Rund 110 Millionen Euro im Jahr gibt die Landeskirche mit Sitz in Karlsruhe aus, um die Gebäude auf dem heutigen Stand zu erhalten. Künftig seien nur noch 40 Millionen Euro jährlich möglich, sagte der Leiter des Finanzreferates, Oberkirchenrat Martin Wollinsky. Betroffen sind neben Gemeindezentren und -häusern auch Kirchengebäude.
Kirchenleitung überrascht
"Bis Ende 2023 sollen alle 700 Kirchen eingestuft sein", so Wollinsky. Auch Pfarrhäuser könnten von den Einsparungen betroffen sein. Die genauen Regelungen dazu würden derzeit erarbeitet. Alle kirchlichen Gebäude sollen priorisiert werden. Das heißt, sie werden nach Ampelfarben in grün, gelb oder rot eingeteilt. Ein mit Grün bewertetes Gebäude erhält weiterhin Gelder aus der Kirchensteuer. Gelb bedeutet, die Finanzierung ist in der Schwebe, Rot bedeutet, das Gebäude fällt aus der Finanzierung durch die Landeskirche heraus.
Klar ist: Die Ressourcen sind begrenzt, sie reichen nicht aus, um alle kirchlichen Gebäude zu halten. Man habe damit gerechnet, dass der Strategieprozess nicht nur auf Gegenliebe stoße, sagte Wollinsky. "Die Professionalität der Mörtelsteiner Initiative hat mich doch überrascht", räumte er ein. Laut landeskirchlichen Angaben hat es Proteste in dieser Art bisher noch nicht gegeben.
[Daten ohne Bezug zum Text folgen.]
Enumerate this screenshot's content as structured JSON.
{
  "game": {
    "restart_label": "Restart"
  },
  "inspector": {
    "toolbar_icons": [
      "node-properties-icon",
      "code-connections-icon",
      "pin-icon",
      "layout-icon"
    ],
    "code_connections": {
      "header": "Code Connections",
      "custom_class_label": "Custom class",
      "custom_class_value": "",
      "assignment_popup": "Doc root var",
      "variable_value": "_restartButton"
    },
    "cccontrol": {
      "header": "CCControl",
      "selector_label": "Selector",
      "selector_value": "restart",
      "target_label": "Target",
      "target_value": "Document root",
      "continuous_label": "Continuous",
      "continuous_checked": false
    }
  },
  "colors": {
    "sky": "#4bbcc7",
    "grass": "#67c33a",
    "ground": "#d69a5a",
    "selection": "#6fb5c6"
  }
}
Hoffnung auf Mobilisierung vor Ort
Die Zukunft der Christuskirche in Mörtelstein, die mit Gelb klassifiziert ist, steht auf der Kippe. Sie erhält nur noch geringe Gelder von der Landeskirche. Die Gemeinde muss die Bewirtschaftungskosten tragen und befürchtet, diese Summe nicht stemmen zu können, sagen Silke Becker und Bettina Zeus. Sie sehen ihre Kirche als Verliererin der Priorisierung. Eine realistische Chance "wieder Grün zu werden" gebe es für die Christuskirche nicht.
Wollinsky tritt solchen Ängsten entgegen: Selbst ein mit Grün bewertetes Gebäude in einem Teilort führe nicht "automatisch" zur Einstufung "Rot" im anderen Teilort. Eine "Mischung aus Eigenverantwortung durch die Kirchengemeinde und Unterstützung von außen" sei denkbar. "Ich habe die Hoffnung, dass die Kirchen vor Ort Kräfte mobilisieren", sagte der Finanzexperte mit Blick auf Beispiele im Osten Deutschlands.
Im Norden Baden-Württembergs stünden viele historische Kirchengebäude. Sie würden nach Aussage Wollinskys jedoch nicht abgerissen oder verkauft. Was mit ihnen stattdessen geschehen soll, ist offen. "Es ist klar, dass wir hier noch Lösungen brauchen", sagte er.
"Die Kirche darf sich nicht selbst abschaffen", kritisieren Becker und Zeus den derzeitigen Kurs der Landeskirche: "Kirchengebäude sind ein Symbol", heben sie die identitätsstiftende Bedeutung hervor. Gerade Dorfkirchen seien ein Ort, "an dem sich Menschen versammeln".